Vienna mayor pledges fee freeze

The mayor of Vienna has promised to stop jacking up public service charges this year.

Michael Häupl of the Social Democrats (SPÖ) told newspaper Die Presse yesterday (Sun) that the city government would make "no new suggestions" for higher fees or charges in 2012. He said: "What was agreed on last year must be carried out."

The People’s Party (ÖVP) and the Freedom Party (FPÖ) accused the city’s coalition of SPÖ and Greens of ripping off residents by increasing the price for various parking tickets as well as charges dog owners have to pay.

The government of the city – which suffered a 4.8 per cent rise in unemployment last month – also came under fire for raising a charge colloquially known as U-Bahn tax. Revenues are generated from companies and spent on the capital’s public transport infrastructure. Austria’s first SPÖ-Greens partnership also jacked up tap water supply charges, waste disposal fees and taxes hotels have to pay per overnight stay.
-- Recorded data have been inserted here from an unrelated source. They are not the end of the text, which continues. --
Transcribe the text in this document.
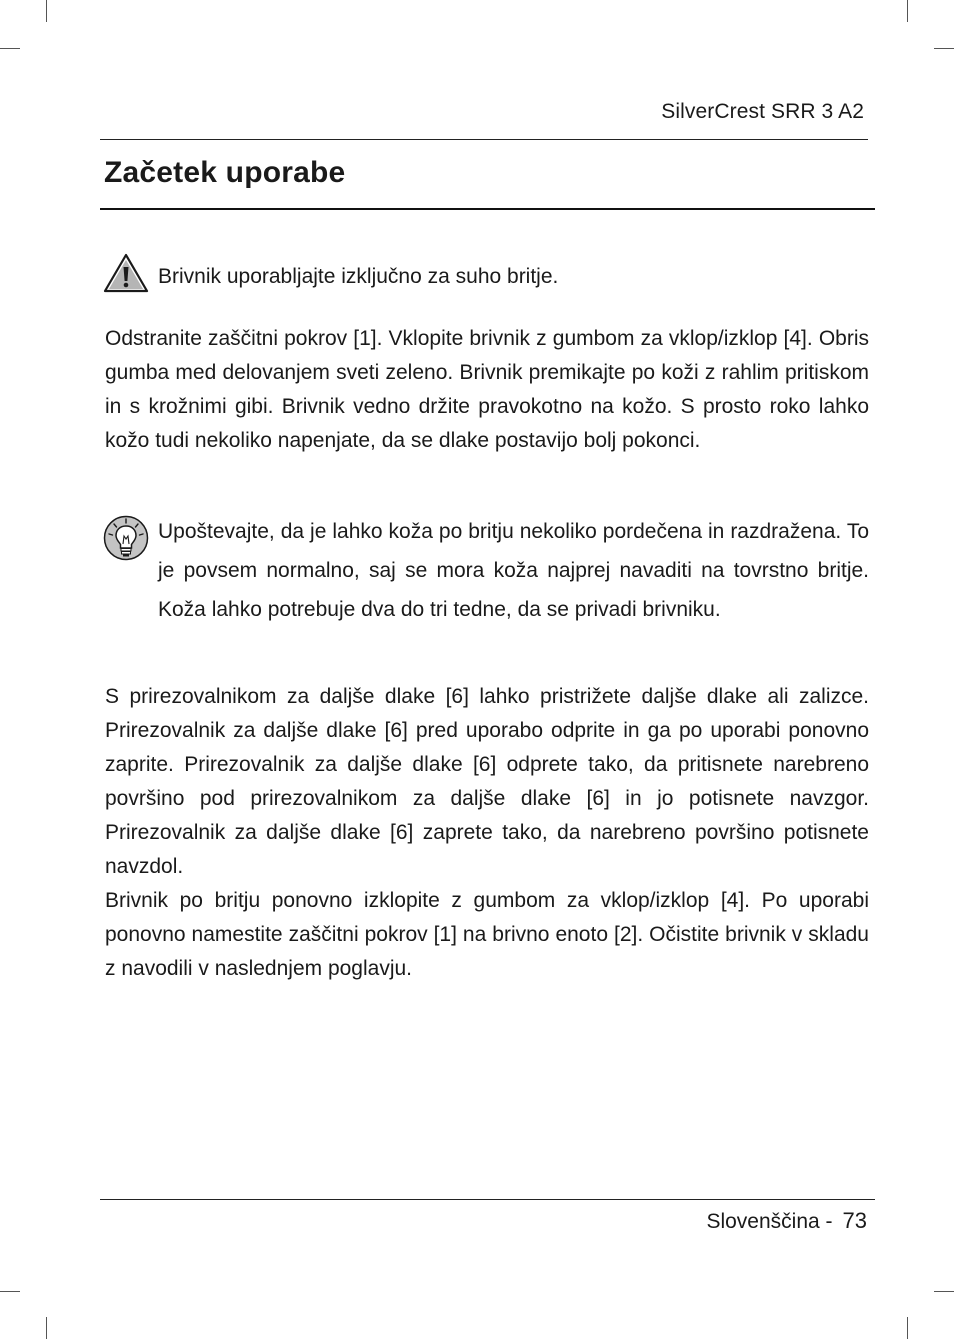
SilverCrest SRR 3 A2
Začetek uporabe
Brivnik uporabljajte izključno za suho britje.

Odstranite zaščitni pokrov [1]. Vklopite brivnik z gumbom za vklop/izklop [4]. Obris gumba med delovanjem sveti zeleno. Brivnik premikajte po koži z rahlim pritiskom in s krožnimi gibi. Brivnik vedno držite pravokotno na kožo. S prosto roko lahko kožo tudi nekoliko napenjate, da se dlake postavijo bolj pokonci.

Upoštevajte, da je lahko koža po britju nekoliko pordečena in razdražena. To je povsem normalno, saj se mora koža najprej navaditi na tovrstno britje. Koža lahko potrebuje dva do tri tedne, da se privadi brivniku.

S prirezovalnikom za daljše dlake [6] lahko pristrižete daljše dlake ali zalizce. Prirezovalnik za daljše dlake [6] pred uporabo odprite in ga po uporabi ponovno zaprite. Prirezovalnik za daljše dlake [6] odprete tako, da pritisnete narebreno površino pod prirezovalnikom za daljše dlake [6] in jo potisnete navzgor. Prirezovalnik za daljše dlake [6] zaprete tako, da narebreno površino potisnete navzdol.

Brivnik po britju ponovno izklopite z gumbom za vklop/izklop [4]. Po uporabi ponovno namestite zaščitni pokrov [1] na brivno enoto [2]. Očistite brivnik v skladu z navodili v naslednjem poglavju.

Slovenščina - 73
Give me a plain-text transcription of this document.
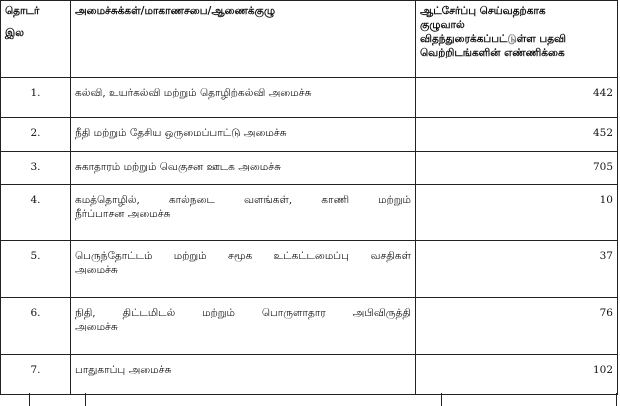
தொடர்
இல	அமைச்சுக்கள்/மாகாணசபை/ஆணைக்குழு	ஆட்சேர்ப்பு செய்வதற்காக
குழுவால்
விதந்துரைக்கப்பட்டுள்ள பதவி
வெற்றிடங்களின் எண்ணிக்கை

1.	கல்வி, உயர்கல்வி மற்றும் தொழிற்கல்வி அமைச்சு	442
2.	நீதி மற்றும் தேசிய ஒருமைப்பாட்டு அமைச்சு	452
3.	சுகாதாரம் மற்றும் வெகுசன ஊடக அமைச்சு	705
4.	கமத்தொழில், கால்நடை வளங்கள், காணி மற்றும்
நீர்ப்பாசன அமைச்சு	10
5.	பெருந்தோட்டம் மற்றும் சமூக உட்கட்டமைப்பு வசதிகள்
அமைச்சு	37
6.	நிதி, திட்டமிடல் மற்றும் பொருளாதார அபிவிருத்தி
அமைச்சு	76
7.	பாதுகாப்பு அமைச்சு	102
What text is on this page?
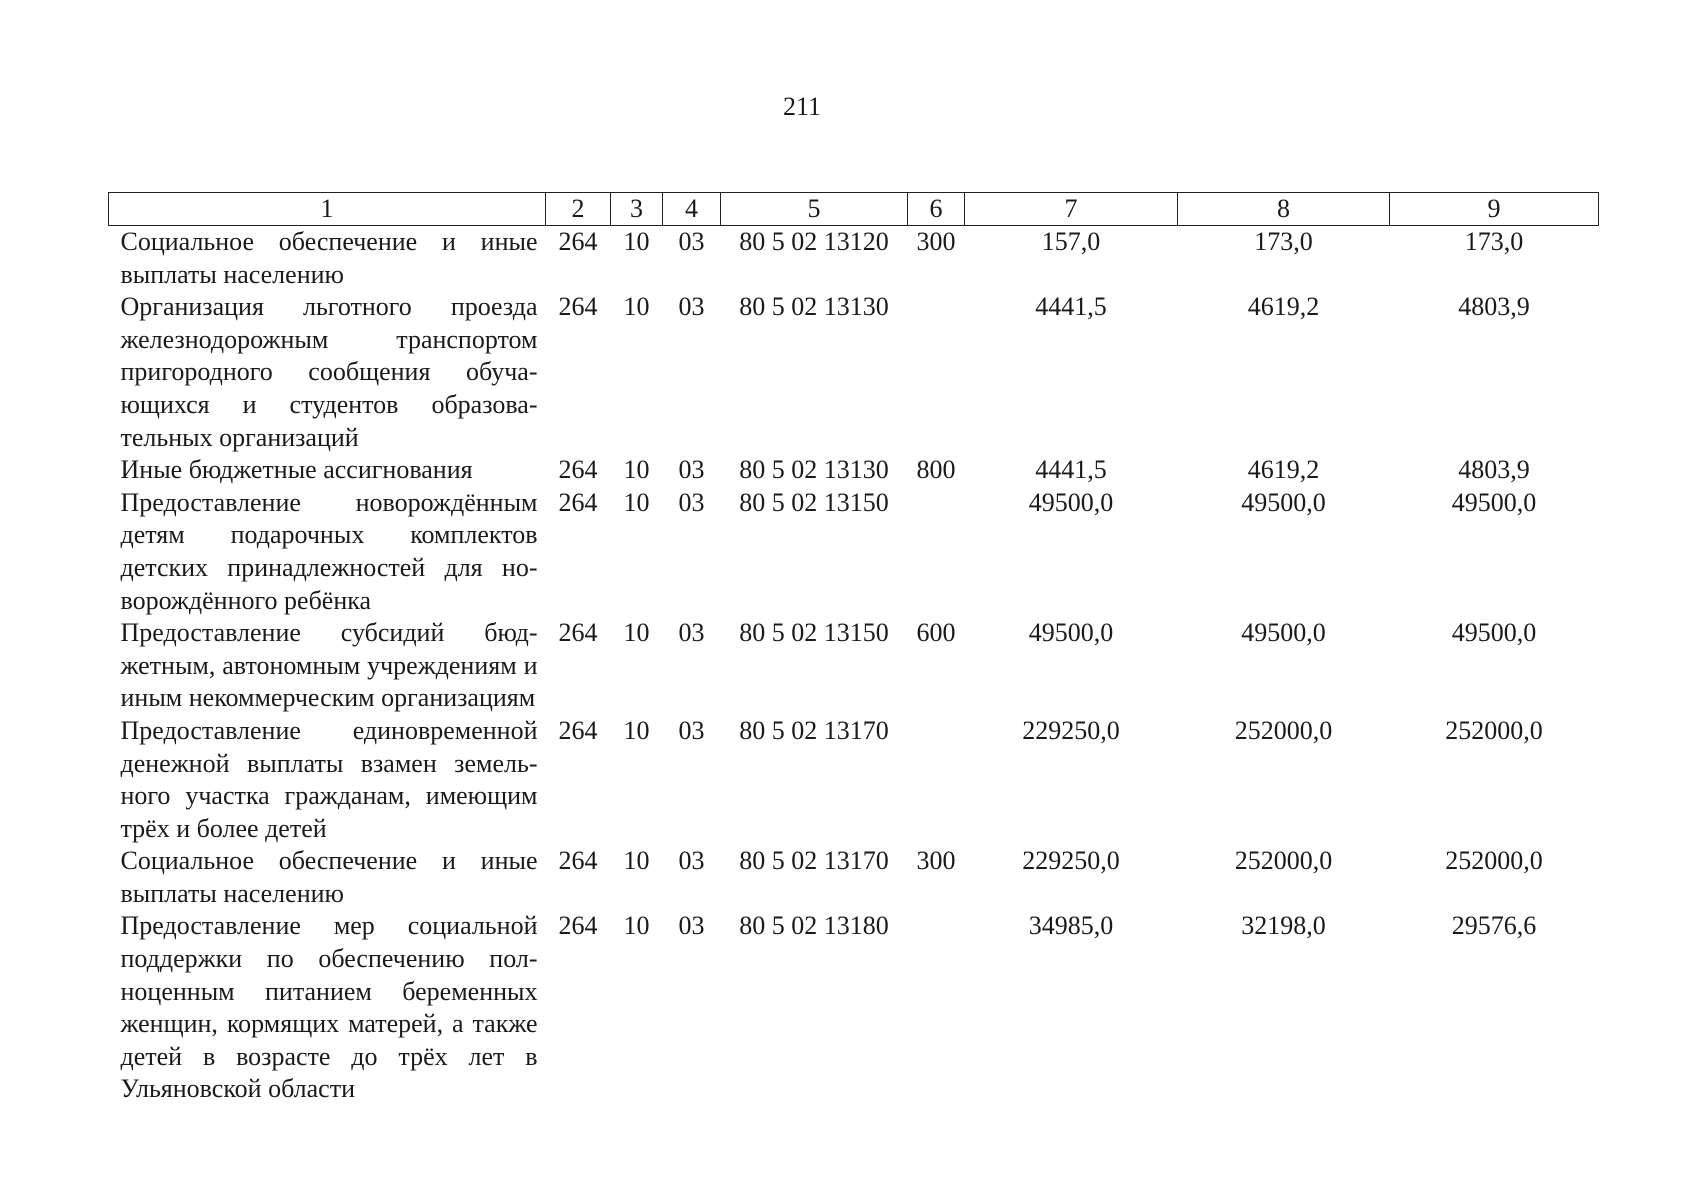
211
1	2	3	4	5	6	7	8	9
Социальное обеспечение и иные выплаты населению	264	10	03	80 5 02 13120	300	157,0	173,0	173,0
Организация льготного проезда железнодорожным транспортом пригородного сообщения обучающихся и студентов образовательных организаций	264	10	03	80 5 02 13130		4441,5	4619,2	4803,9
Иные бюджетные ассигнования	264	10	03	80 5 02 13130	800	4441,5	4619,2	4803,9
Предоставление новорождённым детям подарочных комплектов детских принадлежностей для новорождённого ребёнка	264	10	03	80 5 02 13150		49500,0	49500,0	49500,0
Предоставление субсидий бюджетным, автономным учреждениям и иным некоммерческим организациям	264	10	03	80 5 02 13150	600	49500,0	49500,0	49500,0
Предоставление единовременной денежной выплаты взамен земельного участка гражданам, имеющим трёх и более детей	264	10	03	80 5 02 13170		229250,0	252000,0	252000,0
Социальное обеспечение и иные выплаты населению	264	10	03	80 5 02 13170	300	229250,0	252000,0	252000,0
Предоставление мер социальной поддержки по обеспечению полноценным питанием беременных женщин, кормящих матерей, а также детей в возрасте до трёх лет в Ульяновской области	264	10	03	80 5 02 13180		34985,0	32198,0	29576,6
Some of the increases became effective at the beginning of this month while other tax hikes will be felt later in 2012. SPÖ Vienna and the city’s Green Party department announced in October of last year that the price for an annual public transport ticket would drop from 449 to 365 Euros as of May 2012. At the same time, single tickets and weekly passes would become dearer.
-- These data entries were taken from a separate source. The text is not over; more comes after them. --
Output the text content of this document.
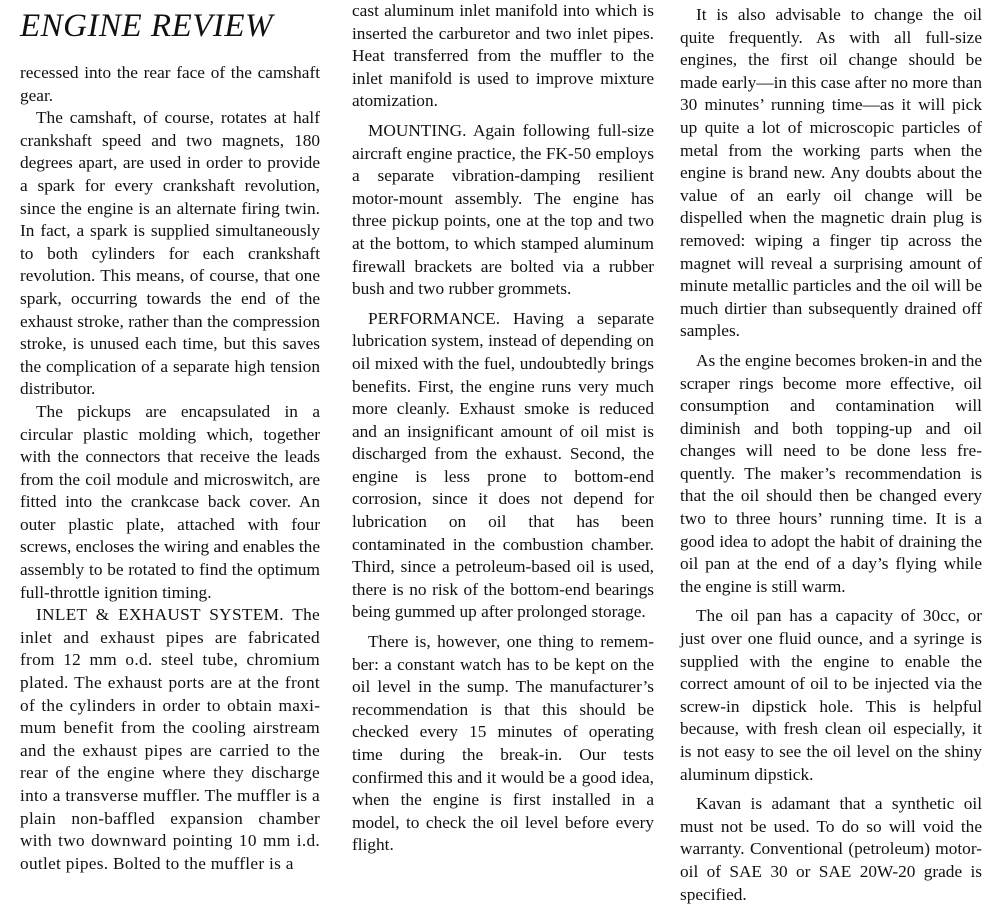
ENGINE REVIEW

recessed into the rear face of the camshaft gear.

The camshaft, of course, rotates at half crankshaft speed and two magnets, 180 degrees apart, are used in order to provide a spark for every crankshaft revolution, since the engine is an alternate firing twin. In fact, a spark is supplied simultaneously to both cylinders for each crankshaft revolution. This means, of course, that one spark, occurring towards the end of the exhaust stroke, rather than the compression stroke, is unused each time, but this saves the complication of a separate high tension distributor.

The pickups are encapsulated in a circular plastic molding which, together with the connectors that receive the leads from the coil module and microswitch, are fitted into the crankcase back cover. An outer plastic plate, attached with four screws, encloses the wiring and enables the assembly to be rotated to find the optimum full-throttle ignition timing.

INLET & EXHAUST SYSTEM. The inlet and exhaust pipes are fabricated from 12 mm o.d. steel tube, chromium plated. The exhaust ports are at the front of the cylinders in order to obtain maximum benefit from the cooling airstream and the exhaust pipes are carried to the rear of the engine where they discharge into a transverse muffler. The muffler is a plain non-baffled expansion chamber with two downward pointing 10 mm i.d. outlet pipes. Bolted to the muffler is a

cast aluminum inlet manifold into which is inserted the carburetor and two inlet pipes. Heat transferred from the muffler to the inlet manifold is used to improve mixture atomization.

MOUNTING. Again following full-size aircraft engine practice, the FK-50 employs a separate vibration-damping resilient motor-mount assembly. The engine has three pickup points, one at the top and two at the bottom, to which stamped aluminum firewall brackets are bolted via a rubber bush and two rubber grommets.

PERFORMANCE. Having a separate lubrication system, instead of depending on oil mixed with the fuel, undoubtedly brings benefits. First, the engine runs very much more cleanly. Exhaust smoke is reduced and an insignificant amount of oil mist is discharged from the exhaust. Second, the engine is less prone to bottom-end corrosion, since it does not depend for lubrication on oil that has been contaminated in the combustion chamber. Third, since a petroleum-based oil is used, there is no risk of the bottom-end bearings being gummed up after prolonged storage.

There is, however, one thing to remember: a constant watch has to be kept on the oil level in the sump. The manufacturer’s recommendation is that this should be checked every 15 minutes of operating time during the break-in. Our tests confirmed this and it would be a good idea, when the engine is first installed in a model, to check the oil level before every flight.

It is also advisable to change the oil quite frequently. As with all full-size engines, the first oil change should be made early—in this case after no more than 30 minutes’ running time—as it will pick up quite a lot of microscopic particles of metal from the working parts when the engine is brand new. Any doubts about the value of an early oil change will be dispelled when the magnetic drain plug is removed: wiping a finger tip across the magnet will reveal a surprising amount of minute metallic particles and the oil will be much dirtier than subsequently drained off samples.

As the engine becomes broken-in and the scraper rings become more effective, oil consumption and contamination will diminish and both topping-up and oil changes will need to be done less frequently. The maker’s recommendation is that the oil should then be changed every two to three hours’ running time. It is a good idea to adopt the habit of draining the oil pan at the end of a day’s flying while the engine is still warm.

The oil pan has a capacity of 30cc, or just over one fluid ounce, and a syringe is supplied with the engine to enable the correct amount of oil to be injected via the screw-in dipstick hole. This is helpful because, with fresh clean oil especially, it is not easy to see the oil level on the shiny aluminum dipstick.

Kavan is adamant that a synthetic oil must not be used. To do so will void the warranty. Conventional (petroleum) motor-oil of SAE 30 or SAE 20W-20 grade is specified.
A controversial provincial law allows the city’s coalition to increase public service fees if the federal inflation rises. Häupl rejected claims that this regulation had negative effects on people’s purchasing power. Speaking to Die Presse, the mayor stressed that Vienna was recently identified as the best city to live in in the world in a study for the third year in a row.

Häupl said he was "not spending a thought" on freezing the incomes of Vienna’s civil servants. Styrian decision-makers kept the public servants’ wages unchanged compared to 2011 despite a federal agreement to raise them by 2.95 per cent. Upper Austria’s civil servants’ salaries rose by only 1.95 per cent. Provincial unionist said last week they accepted the smaller increase. Works council chiefs initially considered issuing an appeal to down tools to force Upper Austria’s People’s Party (ÖVP)-Green Party administration to change its mind.

Häupl told Die Presse he was convinced that the federal SPÖ-ÖVP government would manage to spend two billion Euros less a year by 2017. "Two billion Euros are not a lot considering our GDP (gross domestic product)," Häupl – who became mayor of the capital in 1994 – said. Asked whether he considered fronting his party’s next city election campaign, the SPÖ Vienna chief said that "everything indicates that this will be the case."

Vienna’s 1.7 million residents will elect a new city parliament in 2015. The most recent ballot took place in October 2010. The SPÖ opted for a coalition with the Greens of Maria Vassilakou after the election served up losses for both left-wing factions. It was the first time except a five-year partnership with the ÖVP that the city’s Social Democrats had to seek partners to form a government coalition. Strong performances ever since the end of the war enabled the SPÖ to form teams of city councillors featuring only Social Democrats.